Otras de las cosas que me parece importante destacar de Léxico familiar es la capacidad que tiene Ginzburg de narrar sucesos de extremo dolor, de una manera fresca. Si bien aparece el dolor, este se ve interrumpido por alguna frase que de repente aparece, ya sea dicha por el padre acerca de algunos de sus hijos en tono de reproche o por su madre enojándose con el sastre porque el vestido que se mandó a hacer le queda ancho de hombros. Ginzburg hace del dolor un invitado al que atiende, pero «sin darle demasiado cordel».
«Las de veces que he oído contar esa historia», es una frase que dice su padre y que aparece en el libro tanto al principio como al final. Será el hilo que lleva la narración. No hay historia que uno no conozca más que la de sí mismo. Y, sin embargo, a veces olvidamos. Pienso que Ginzburg escribió este libro como una manera de darle lugar a esa historia que es su historia, pero también la de los otros, escribiendo también en Léxico familiar la historia de nosotros mismos.
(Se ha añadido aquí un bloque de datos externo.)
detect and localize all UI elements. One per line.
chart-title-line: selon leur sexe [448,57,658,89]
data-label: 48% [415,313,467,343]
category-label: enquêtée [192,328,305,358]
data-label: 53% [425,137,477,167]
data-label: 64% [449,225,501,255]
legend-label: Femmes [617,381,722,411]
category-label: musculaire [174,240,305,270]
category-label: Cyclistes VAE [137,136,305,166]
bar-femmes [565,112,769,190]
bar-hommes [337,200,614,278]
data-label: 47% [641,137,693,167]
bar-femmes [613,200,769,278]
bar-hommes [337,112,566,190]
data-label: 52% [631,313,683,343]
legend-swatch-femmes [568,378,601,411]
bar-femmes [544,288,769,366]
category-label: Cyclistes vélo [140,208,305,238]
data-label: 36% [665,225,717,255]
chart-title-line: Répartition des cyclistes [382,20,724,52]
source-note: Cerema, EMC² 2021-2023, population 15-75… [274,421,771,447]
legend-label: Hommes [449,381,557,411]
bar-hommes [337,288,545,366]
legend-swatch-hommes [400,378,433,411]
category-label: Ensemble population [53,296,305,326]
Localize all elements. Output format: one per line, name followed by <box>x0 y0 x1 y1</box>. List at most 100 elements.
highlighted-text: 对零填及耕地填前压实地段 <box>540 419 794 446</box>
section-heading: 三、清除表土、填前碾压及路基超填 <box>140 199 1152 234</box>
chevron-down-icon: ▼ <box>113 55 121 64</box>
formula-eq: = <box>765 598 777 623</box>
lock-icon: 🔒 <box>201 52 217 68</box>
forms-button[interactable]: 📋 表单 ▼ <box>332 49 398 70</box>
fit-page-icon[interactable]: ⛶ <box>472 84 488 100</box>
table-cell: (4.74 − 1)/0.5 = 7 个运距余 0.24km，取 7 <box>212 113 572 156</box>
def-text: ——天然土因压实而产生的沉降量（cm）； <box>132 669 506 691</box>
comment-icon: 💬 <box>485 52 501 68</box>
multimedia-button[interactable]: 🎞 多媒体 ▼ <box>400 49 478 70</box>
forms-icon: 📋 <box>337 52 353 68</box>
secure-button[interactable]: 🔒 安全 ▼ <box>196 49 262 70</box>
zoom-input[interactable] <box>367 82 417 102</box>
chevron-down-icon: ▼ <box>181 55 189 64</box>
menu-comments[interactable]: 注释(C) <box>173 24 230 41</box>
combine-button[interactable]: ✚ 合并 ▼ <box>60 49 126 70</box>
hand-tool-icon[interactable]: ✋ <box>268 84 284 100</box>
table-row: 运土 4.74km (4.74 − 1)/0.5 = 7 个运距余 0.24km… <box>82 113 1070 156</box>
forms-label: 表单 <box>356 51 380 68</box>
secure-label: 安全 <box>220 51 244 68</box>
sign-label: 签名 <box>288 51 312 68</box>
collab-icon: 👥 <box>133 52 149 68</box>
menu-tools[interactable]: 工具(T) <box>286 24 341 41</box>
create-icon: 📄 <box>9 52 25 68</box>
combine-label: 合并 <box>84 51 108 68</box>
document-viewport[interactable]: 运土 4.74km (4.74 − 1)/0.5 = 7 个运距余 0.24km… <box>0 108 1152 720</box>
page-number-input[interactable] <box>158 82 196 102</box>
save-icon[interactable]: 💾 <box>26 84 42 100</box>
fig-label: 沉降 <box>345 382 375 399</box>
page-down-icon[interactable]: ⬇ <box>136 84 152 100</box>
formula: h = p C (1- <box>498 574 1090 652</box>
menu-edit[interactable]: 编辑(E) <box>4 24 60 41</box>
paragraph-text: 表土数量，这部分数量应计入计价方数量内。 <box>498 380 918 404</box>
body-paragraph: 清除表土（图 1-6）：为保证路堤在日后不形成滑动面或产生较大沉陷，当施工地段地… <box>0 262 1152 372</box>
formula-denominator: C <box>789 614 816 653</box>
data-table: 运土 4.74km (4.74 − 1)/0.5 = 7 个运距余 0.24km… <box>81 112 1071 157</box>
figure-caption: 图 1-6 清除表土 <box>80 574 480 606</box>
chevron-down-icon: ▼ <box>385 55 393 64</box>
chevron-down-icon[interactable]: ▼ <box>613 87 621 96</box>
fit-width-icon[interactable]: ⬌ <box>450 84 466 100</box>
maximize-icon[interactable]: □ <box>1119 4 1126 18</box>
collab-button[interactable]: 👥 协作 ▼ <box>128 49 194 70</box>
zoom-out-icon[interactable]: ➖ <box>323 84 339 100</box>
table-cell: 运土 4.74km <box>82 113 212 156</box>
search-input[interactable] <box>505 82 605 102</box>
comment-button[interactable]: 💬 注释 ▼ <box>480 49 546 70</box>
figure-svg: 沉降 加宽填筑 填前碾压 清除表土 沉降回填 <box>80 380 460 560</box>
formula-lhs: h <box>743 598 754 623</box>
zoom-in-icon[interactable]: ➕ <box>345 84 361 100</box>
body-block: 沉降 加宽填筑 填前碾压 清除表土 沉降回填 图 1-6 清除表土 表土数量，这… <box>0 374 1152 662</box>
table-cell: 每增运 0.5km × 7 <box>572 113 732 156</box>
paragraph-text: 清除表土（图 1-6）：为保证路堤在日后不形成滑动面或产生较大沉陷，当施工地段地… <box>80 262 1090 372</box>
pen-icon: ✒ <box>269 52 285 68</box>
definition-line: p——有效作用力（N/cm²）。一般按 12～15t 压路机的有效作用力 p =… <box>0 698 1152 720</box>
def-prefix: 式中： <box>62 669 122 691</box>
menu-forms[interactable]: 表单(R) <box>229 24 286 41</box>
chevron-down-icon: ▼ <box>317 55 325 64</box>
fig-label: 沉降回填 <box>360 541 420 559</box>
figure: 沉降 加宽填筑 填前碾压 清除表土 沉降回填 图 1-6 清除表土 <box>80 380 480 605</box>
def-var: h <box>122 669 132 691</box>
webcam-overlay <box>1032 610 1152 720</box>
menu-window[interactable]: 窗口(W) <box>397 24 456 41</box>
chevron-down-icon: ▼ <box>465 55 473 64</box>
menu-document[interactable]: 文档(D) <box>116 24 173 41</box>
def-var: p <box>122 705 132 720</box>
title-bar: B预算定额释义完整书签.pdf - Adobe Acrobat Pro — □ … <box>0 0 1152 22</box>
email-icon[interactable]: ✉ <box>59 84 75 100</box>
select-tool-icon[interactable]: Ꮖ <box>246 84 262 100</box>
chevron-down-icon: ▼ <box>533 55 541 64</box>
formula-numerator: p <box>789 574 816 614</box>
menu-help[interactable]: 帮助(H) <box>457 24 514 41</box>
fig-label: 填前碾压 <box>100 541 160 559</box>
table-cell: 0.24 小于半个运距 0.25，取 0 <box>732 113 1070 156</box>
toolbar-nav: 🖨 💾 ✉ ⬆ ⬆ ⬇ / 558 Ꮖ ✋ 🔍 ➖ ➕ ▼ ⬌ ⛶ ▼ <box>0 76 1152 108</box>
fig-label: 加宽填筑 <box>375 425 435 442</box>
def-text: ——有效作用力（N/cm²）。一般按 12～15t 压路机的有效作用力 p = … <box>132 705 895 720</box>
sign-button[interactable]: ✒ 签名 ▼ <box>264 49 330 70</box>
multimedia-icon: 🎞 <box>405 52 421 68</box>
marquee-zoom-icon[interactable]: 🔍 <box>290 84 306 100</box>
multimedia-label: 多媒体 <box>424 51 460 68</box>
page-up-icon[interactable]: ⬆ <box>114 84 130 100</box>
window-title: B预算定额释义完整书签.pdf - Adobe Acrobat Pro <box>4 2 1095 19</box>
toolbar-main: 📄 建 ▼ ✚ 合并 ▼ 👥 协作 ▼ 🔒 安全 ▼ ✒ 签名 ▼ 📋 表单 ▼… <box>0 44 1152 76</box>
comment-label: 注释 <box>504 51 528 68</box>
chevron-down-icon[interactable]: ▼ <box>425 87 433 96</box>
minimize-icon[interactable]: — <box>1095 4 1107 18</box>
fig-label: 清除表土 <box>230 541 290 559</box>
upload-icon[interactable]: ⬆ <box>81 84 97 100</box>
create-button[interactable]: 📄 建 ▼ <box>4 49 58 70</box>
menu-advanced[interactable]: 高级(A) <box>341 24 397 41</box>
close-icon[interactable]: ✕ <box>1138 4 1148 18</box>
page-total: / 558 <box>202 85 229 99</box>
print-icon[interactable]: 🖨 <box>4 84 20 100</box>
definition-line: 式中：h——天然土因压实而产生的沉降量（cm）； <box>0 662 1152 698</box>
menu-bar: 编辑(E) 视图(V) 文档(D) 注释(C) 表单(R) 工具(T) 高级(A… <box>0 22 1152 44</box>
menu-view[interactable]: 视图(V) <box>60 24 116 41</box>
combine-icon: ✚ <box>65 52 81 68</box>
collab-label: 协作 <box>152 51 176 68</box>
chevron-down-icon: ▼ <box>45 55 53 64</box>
La vida empieza cuando todavía somos demasiado jóvenes para comprenderla
Natalia Ginzburg. La escritora que fumaba mientras traducía a Proust. Que observaba a todos desde una oficina en el fondo de una editorial, viendo pasar por allí a aspirantes a escritores que venían con su obra bajo el brazo.
La escritora a la cual la guerra le había arrebatado a su esposo. Una mujer que en su soledad evocaba aquella calle por donde veía aparecer a su amigo. Que descubrió la vida a partir de la atenta observación a las pequeñas cosas que esta ofrece. Y que hizo de su oficio sitio para que también nosotros podamos observar y aprender de las pequeñas virtudes.
Sin duda la obra de Natalia Ginzburg resonará por siempre en la vida de quien la lea.
No quisiera terminar esta reseña sin citar unas palabras del escritor argentino Juan Forn, quien supo ser un lector atento de la obra de Ginzburg.
Nunca quiso aprender a nadar, pero le gustaba meterse en las olas (con el rictus de siempre, por supuesto). No viajaba porque le parecía ñoño ser turista. Odiaba el verano en la ciudad, porque los que estaban solos de pronto tenían la exacta dimensión de su soledad.